Steroidal glycoalkaloids (SGAs) are potentially harmful specialty metabolites found in Solanaceous plants. Two tri-glycosylated alkaloids, alpha-chaconine and alpha-solanine accumulate in potato tubers. Expressed sequence tags (ESTs) were identified in the available database by searching for protein homology to the Sgt1 (SOLtu:Sgt1) steriodalalkaloid galactosyltransferase. The EST sequence data was used to isolate Sgt3 cDNA sequences by polymerase chain reaction (PCR) from a wounded potato tuber cDNA library. The resulting 1515bp open reading frame of Sgt3, encodes a predicted SGT3 amino acid sequence that is 18 residues longer than, 45% identical to, and 58% homologous to the SGT1 protein. The amino-terminal region of the Sgt3 cDNA was used to create an antisense transgene under control of the granule bound starch synthase, GBSS6, promoter and the ubiquitin, Ubi3, polyadenylation signal. Analysis of SGA metabolites in selected transgenic tubers revealed a dramatic decrease in the accumulation of alpha-chaconine and alpha-solanine. This decrease was compensated by an increase in beta-solanine and beta-chaconine with minor accumulation of alpha-SGAs. These results allowed the identification of the function for SGT3 as the beta-solanine/beta-chaconine rhamnosyl transferase, the terminal step in formation of the potato glycoalkaloid triose side chains.

The primary in vivo steroidal alkaloid glucosyltransferase from potato.

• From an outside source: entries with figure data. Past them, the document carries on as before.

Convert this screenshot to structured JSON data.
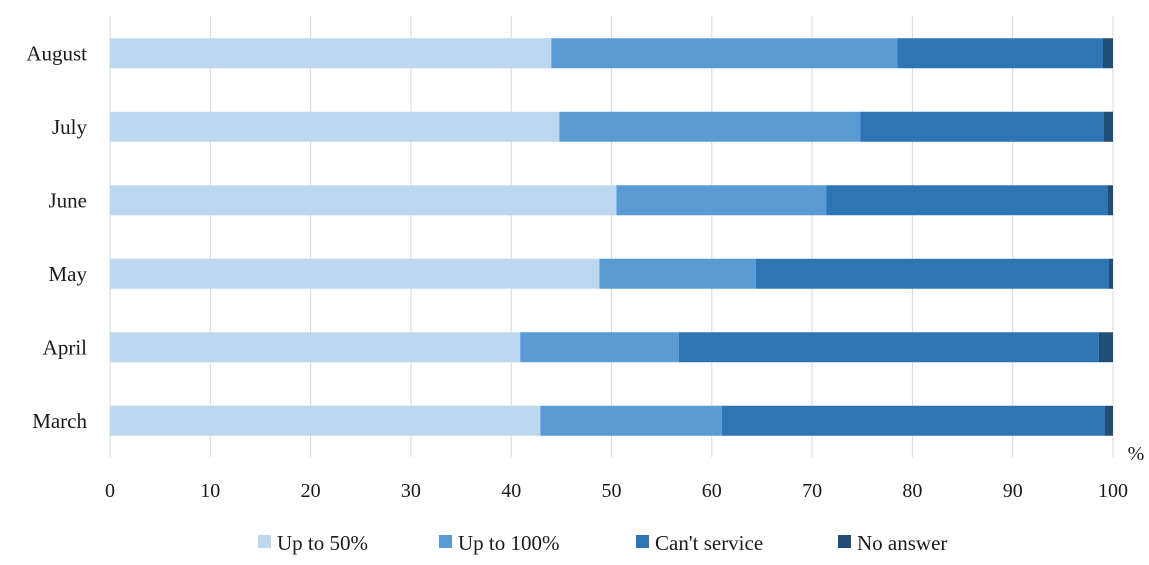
{
  "chart_data": {
    "type": "bar",
    "orientation": "horizontal",
    "stacked": true,
    "categories": [
      "August",
      "July",
      "June",
      "May",
      "April",
      "March"
    ],
    "series": [
      {
        "name": "Up to 50%",
        "color": "#bdd7ee",
        "values": [
          44,
          44.8,
          50.5,
          48.8,
          40.9,
          42.9
        ]
      },
      {
        "name": "Up to 100%",
        "color": "#5b9bd5",
        "values": [
          34.5,
          30,
          20.9,
          15.6,
          15.8,
          18.1
        ]
      },
      {
        "name": "Can't service",
        "color": "#2e75b6",
        "values": [
          20.5,
          24.3,
          28.1,
          35.2,
          41.9,
          38.2
        ]
      },
      {
        "name": "No answer",
        "color": "#1f4e79",
        "values": [
          1,
          0.9,
          0.5,
          0.4,
          1.4,
          0.8
        ]
      }
    ],
    "xlim": [
      0,
      100
    ],
    "xticks": [
      "0",
      "10",
      "20",
      "30",
      "40",
      "50",
      "60",
      "70",
      "80",
      "90",
      "100"
    ],
    "x_unit_label": "%",
    "grid": "vertical",
    "legend_position": "bottom"
  }
}
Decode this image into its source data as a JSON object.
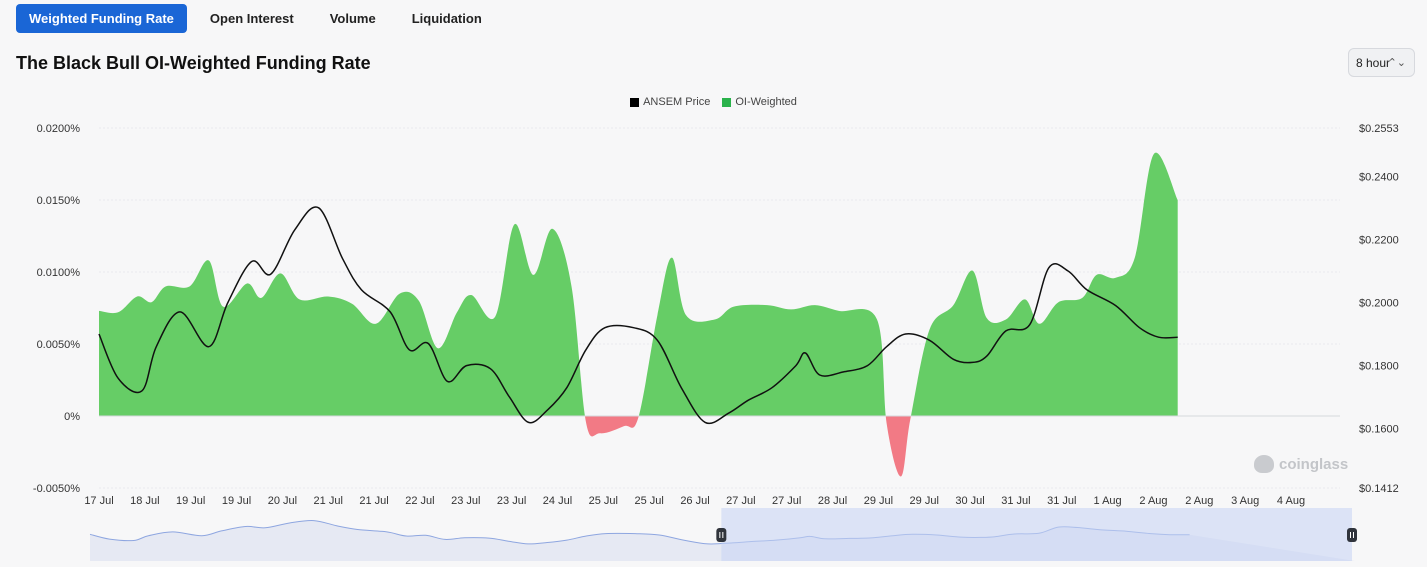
{
  "tabs": [
    {
      "label": "Weighted Funding Rate",
      "active": true
    },
    {
      "label": "Open Interest",
      "active": false
    },
    {
      "label": "Volume",
      "active": false
    },
    {
      "label": "Liquidation",
      "active": false
    }
  ],
  "title": "The Black Bull OI-Weighted Funding Rate",
  "interval": {
    "value": "8 hour"
  },
  "legend": [
    {
      "label": "ANSEM Price",
      "color": "#000000"
    },
    {
      "label": "OI-Weighted",
      "color": "#2ab24b"
    }
  ],
  "watermark": "coinglass",
  "colors": {
    "positive": "#66cd66",
    "negative": "#f27a85",
    "price_line": "#111111",
    "navigator_fill": "#dde3f5",
    "navigator_line": "#8ea6e0"
  },
  "chart_data": {
    "type": "area",
    "x": [
      "17 Jul",
      "18 Jul",
      "19 Jul",
      "19 Jul",
      "20 Jul",
      "21 Jul",
      "21 Jul",
      "22 Jul",
      "23 Jul",
      "23 Jul",
      "24 Jul",
      "25 Jul",
      "25 Jul",
      "26 Jul",
      "27 Jul",
      "27 Jul",
      "28 Jul",
      "29 Jul",
      "29 Jul",
      "30 Jul",
      "31 Jul",
      "31 Jul",
      "1 Aug",
      "2 Aug",
      "2 Aug",
      "3 Aug",
      "4 Aug"
    ],
    "y_left": {
      "ticks": [
        "0.0200%",
        "0.0150%",
        "0.0100%",
        "0.0050%",
        "0%",
        "-0.0050%"
      ],
      "range": [
        -0.005,
        0.02
      ],
      "unit": "%"
    },
    "y_right": {
      "ticks": [
        "$0.2553",
        "$0.2400",
        "$0.2200",
        "$0.2000",
        "$0.1800",
        "$0.1600",
        "$0.1412"
      ],
      "range": [
        0.1412,
        0.2553
      ]
    },
    "series": [
      {
        "name": "OI-Weighted",
        "axis": "left",
        "points": [
          [
            0,
            0.0073
          ],
          [
            0.4,
            0.0072
          ],
          [
            0.8,
            0.0083
          ],
          [
            1.1,
            0.0079
          ],
          [
            1.4,
            0.009
          ],
          [
            1.9,
            0.009
          ],
          [
            2.3,
            0.0108
          ],
          [
            2.6,
            0.0076
          ],
          [
            3.1,
            0.0092
          ],
          [
            3.4,
            0.0082
          ],
          [
            3.8,
            0.0099
          ],
          [
            4.2,
            0.0081
          ],
          [
            4.8,
            0.0083
          ],
          [
            5.3,
            0.0078
          ],
          [
            5.8,
            0.0064
          ],
          [
            6.3,
            0.0085
          ],
          [
            6.7,
            0.008
          ],
          [
            7.1,
            0.0047
          ],
          [
            7.5,
            0.0072
          ],
          [
            7.8,
            0.0084
          ],
          [
            8.3,
            0.0069
          ],
          [
            8.7,
            0.0133
          ],
          [
            9.1,
            0.0098
          ],
          [
            9.5,
            0.013
          ],
          [
            9.9,
            0.009
          ],
          [
            10.2,
            -0.0004
          ],
          [
            10.5,
            -0.0012
          ],
          [
            11.0,
            -0.0007
          ],
          [
            11.3,
            -0.0001
          ],
          [
            11.7,
            0.007
          ],
          [
            12.0,
            0.011
          ],
          [
            12.3,
            0.007
          ],
          [
            12.9,
            0.0067
          ],
          [
            13.3,
            0.0076
          ],
          [
            14.0,
            0.0077
          ],
          [
            14.5,
            0.0074
          ],
          [
            15.0,
            0.0077
          ],
          [
            15.5,
            0.0073
          ],
          [
            16.3,
            0.0067
          ],
          [
            16.5,
            -0.0005
          ],
          [
            16.8,
            -0.0042
          ],
          [
            17.0,
            -0.0002
          ],
          [
            17.4,
            0.006
          ],
          [
            17.9,
            0.0077
          ],
          [
            18.3,
            0.0101
          ],
          [
            18.6,
            0.0068
          ],
          [
            19.0,
            0.0067
          ],
          [
            19.4,
            0.0081
          ],
          [
            19.7,
            0.0064
          ],
          [
            20.1,
            0.0079
          ],
          [
            20.6,
            0.0082
          ],
          [
            20.9,
            0.0098
          ],
          [
            21.3,
            0.0096
          ],
          [
            21.7,
            0.011
          ],
          [
            22.1,
            0.0182
          ],
          [
            22.6,
            0.015
          ]
        ]
      },
      {
        "name": "ANSEM Price",
        "axis": "right",
        "points": [
          [
            0,
            0.19
          ],
          [
            0.4,
            0.176
          ],
          [
            0.9,
            0.172
          ],
          [
            1.2,
            0.186
          ],
          [
            1.7,
            0.197
          ],
          [
            2.3,
            0.186
          ],
          [
            2.7,
            0.2
          ],
          [
            3.2,
            0.213
          ],
          [
            3.6,
            0.209
          ],
          [
            4.1,
            0.223
          ],
          [
            4.6,
            0.23
          ],
          [
            5.1,
            0.214
          ],
          [
            5.5,
            0.204
          ],
          [
            6.1,
            0.197
          ],
          [
            6.5,
            0.185
          ],
          [
            6.9,
            0.187
          ],
          [
            7.3,
            0.175
          ],
          [
            7.7,
            0.18
          ],
          [
            8.2,
            0.179
          ],
          [
            8.6,
            0.17
          ],
          [
            9.0,
            0.162
          ],
          [
            9.4,
            0.166
          ],
          [
            9.8,
            0.173
          ],
          [
            10.2,
            0.185
          ],
          [
            10.6,
            0.192
          ],
          [
            11.2,
            0.192
          ],
          [
            11.7,
            0.188
          ],
          [
            12.2,
            0.173
          ],
          [
            12.7,
            0.162
          ],
          [
            13.2,
            0.165
          ],
          [
            13.6,
            0.169
          ],
          [
            14.1,
            0.173
          ],
          [
            14.6,
            0.18
          ],
          [
            14.8,
            0.184
          ],
          [
            15.1,
            0.177
          ],
          [
            15.6,
            0.178
          ],
          [
            16.1,
            0.18
          ],
          [
            16.5,
            0.186
          ],
          [
            16.9,
            0.19
          ],
          [
            17.4,
            0.188
          ],
          [
            17.9,
            0.182
          ],
          [
            18.3,
            0.181
          ],
          [
            18.6,
            0.183
          ],
          [
            19.0,
            0.191
          ],
          [
            19.5,
            0.193
          ],
          [
            19.9,
            0.211
          ],
          [
            20.3,
            0.21
          ],
          [
            20.7,
            0.204
          ],
          [
            21.3,
            0.199
          ],
          [
            21.8,
            0.192
          ],
          [
            22.2,
            0.189
          ],
          [
            22.6,
            0.189
          ]
        ]
      }
    ],
    "grid": true,
    "legend_position": "top-center",
    "navigator": {
      "selected_from": "26 Jul",
      "selected_to": "4 Aug"
    }
  }
}
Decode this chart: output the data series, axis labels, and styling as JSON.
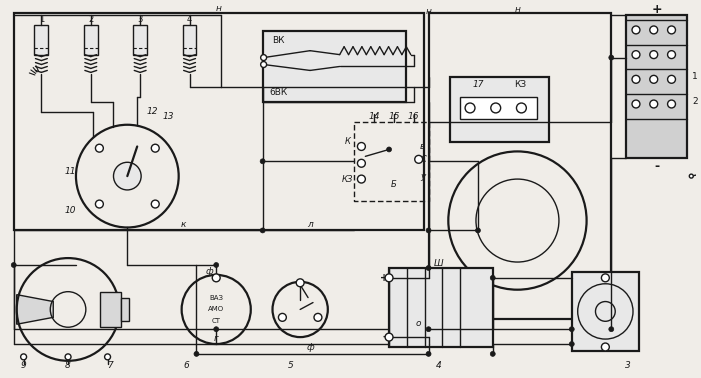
{
  "bg_color": "#f0ede8",
  "line_color": "#1a1a1a",
  "figsize": [
    7.01,
    3.78
  ],
  "dpi": 100,
  "labels": {
    "n": "н",
    "k": "к",
    "l": "л",
    "o": "о",
    "g": "г",
    "f": "ф",
    "v": "в",
    "u": "у",
    "VK": "ВК",
    "6VK": "6ВК",
    "KZ": "КЗ",
    "K": "К",
    "B": "Б",
    "C": "С",
    "H": "н",
    "VAZ": "ВАЗ",
    "AMO": "АМО",
    "ST": "СТ",
    "SH": "Ш",
    "plus": "+",
    "minus": "-",
    "n1": "1",
    "n2": "2",
    "n3": "3",
    "n4": "4",
    "n5": "5",
    "n6": "6",
    "n7": "7",
    "n8": "8",
    "n9": "9",
    "n10": "10",
    "n11": "11",
    "n12": "12",
    "n13": "13",
    "n14": "14",
    "n15": "15",
    "n16": "16",
    "n17": "17"
  }
}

To provide tools for breeders to control the steroidal glycoalkaloid (SGA) pathway in potato, we have investigated the steroidal alkaloid glycosyltransferase (Sgt) gene family. The committed step in the SGA pathway is the glycosylation of solanidine by either UDP-glucose or UDP-galactose leading to alpha-chaconine or alpha-solanine, respectively. The Sgt2 gene was identified by deduced protein sequence homology to the previously identified Sgt1 gene. SGT1 has glucosyltransferase activity in vitro, but in vivo serves as the UDP-galactose:solanidine galactosyltransferase. Two alleles of the Sgt2 gene were isolated and its function was established with antisense transgenic lines and in vitro assays of recombinant protein. In tubers of transgenic potato (Solanum tuberosum) cvs. Lenape and Desirée expressing an antisense Sgt2 gene construct, accumulation of alpha-solanine was increased and alpha-chaconine was reduced. Studies with recombinant SGT2 protein purified from yeast show that SGT2 glycosylation activity is highly specific for UDP-glucose as a sugar donor. This data establishes the function of the gene product (SGT2), as the primary UDP-glucose:solanidine glucosyltransferase in vivo.